Pour les besoins de cet article, il est important de dire que les juifs et les juifs allemands ont d'abord été expulsés de leurs fonctions (travail, partis politiques, universités, vie culturelle) ; et dans les années qui ont suivi le début de la Seconde Guerre mondiale, sans droits et considérés comme les ennemis de la nation, ils ont été envoyés dans des camps de concentration nazis. Au début de 1933, Adolf Hitler a pris le contrôle de l'État allemand - après des révolutions et des contre-révolutions. Le sort de la classe ouvrière allemande, de la révolution mondiale et du socialisme était ruiné. Peut-être que la compréhension des difficultés auxquelles nous sommes confrontés aujourd'hui dans la recherche inlassable d'un horizon libre de toute exploitation, oppression, racisme, homophobie et machisme, en un mot, une existence émancipée libre de l'ordre bourgeois et du capital, réside peut-être dans le destin tragique de la révolution allemande de 1918.

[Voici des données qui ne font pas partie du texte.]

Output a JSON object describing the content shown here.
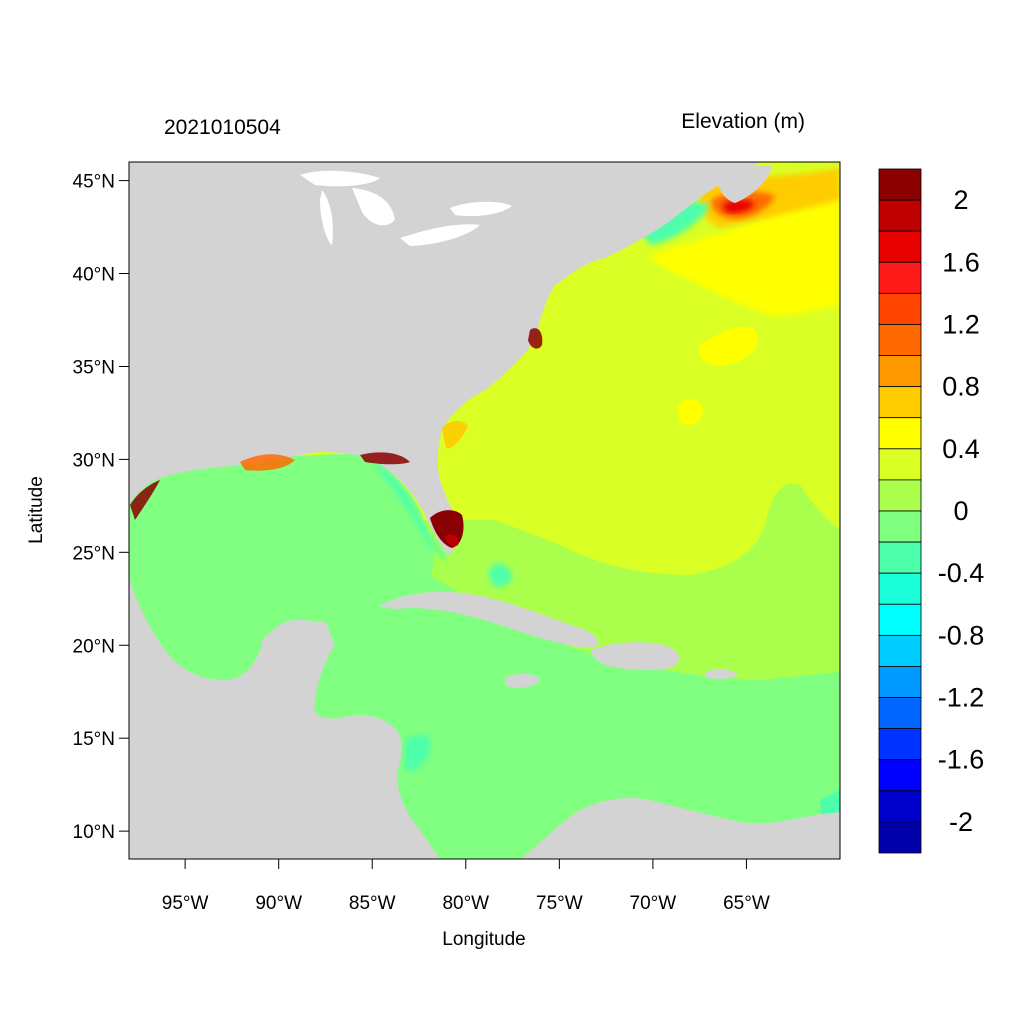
{
  "title_left": "2021010504",
  "title_right": "Elevation (m)",
  "x_axis": {
    "label": "Longitude",
    "range": [
      -98,
      -60
    ],
    "ticks": [
      {
        "value": -95,
        "label": "95°W"
      },
      {
        "value": -90,
        "label": "90°W"
      },
      {
        "value": -85,
        "label": "85°W"
      },
      {
        "value": -80,
        "label": "80°W"
      },
      {
        "value": -75,
        "label": "75°W"
      },
      {
        "value": -70,
        "label": "70°W"
      },
      {
        "value": -65,
        "label": "65°W"
      }
    ]
  },
  "y_axis": {
    "label": "Latitude",
    "range": [
      8.5,
      46
    ],
    "ticks": [
      {
        "value": 45,
        "label": "45°N"
      },
      {
        "value": 40,
        "label": "40°N"
      },
      {
        "value": 35,
        "label": "35°N"
      },
      {
        "value": 30,
        "label": "30°N"
      },
      {
        "value": 25,
        "label": "25°N"
      },
      {
        "value": 20,
        "label": "20°N"
      },
      {
        "value": 15,
        "label": "15°N"
      },
      {
        "value": 10,
        "label": "10°N"
      }
    ]
  },
  "colorbar": {
    "colors_top_to_bottom": [
      "#8b0000",
      "#be0000",
      "#e60000",
      "#ff1a1a",
      "#ff4500",
      "#ff6a00",
      "#ff9900",
      "#ffcc00",
      "#ffff00",
      "#d9ff24",
      "#aaff4d",
      "#80ff80",
      "#4dffaa",
      "#1affd9",
      "#00ffff",
      "#00ccff",
      "#0099ff",
      "#0066ff",
      "#0033ff",
      "#0000ff",
      "#0000cc",
      "#0000aa"
    ],
    "labels": [
      "2",
      "1.6",
      "1.2",
      "0.8",
      "0.4",
      "0",
      "-0.4",
      "-0.8",
      "-1.2",
      "-1.6",
      "-2"
    ]
  },
  "colors": {
    "land": "#d3d3d3",
    "lakes": "#ffffff",
    "surge_dark": "#8b0000"
  }
}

*Ronaldo Tadeu de Souza est chercheur postdoctoral au Département de science politique de l'USP.
Références
Alex Callinicos- La revanche de l'histoire : le marxisme et les révolutions de l'Europe de l'Est, Jorge Zahar Éditeur, 1992;
Angèle Mendes de Almeida – La République de Weimar et la montée du nazisme, Paix et terre, 1990 ;
Eckard Bolsinger - L'exercice du pouvoir de l'État en temps de crise politique: une approche théorique de Carl Schmitt et de la République de Weimar. Dans : Graciela Medina et Carlos Mallorquín – Hacia Carl Schmitt : irrésistible (Coord.) Benemérita Univeridad Autónoma de Puebla, 2001 ;
Eric Hobsbawm- L'ère des extrêmes : le court vingtième siècle 1914-1991, Companhia das Letras, 2007 ;
Isabelle Loureiro – La Révolution allemande : 1918-1923, Unesp, 2005 ;
Perry Anderson – La droite intransigeante à la fin du siècle. Dans : Perry Anderson- Affinités sélectives, Boitempo, 2002,
Reinhard Rürup – Genèse et fondements de la Constitution de Weimar. Dans : Juan José Carreras Ares (dir.), L'État allemand (1970-1992), Martial Pons, 1992 ;
Léon Trotsky – En Camino; considérations concernant l'avancée de la révolution prolétarienne. Dans : Léon Trotsky – La théorie de la révolution permanente, PIEC, 2000 ;
Walter Benjamin – Sur quelques thèmes chez Baudelaire. Dans: Col. Les Penseurs (Theodor Adorno, Walter Benjamin, Max Horkheimer, Jürgen Habermas), Avril Culture, 1975.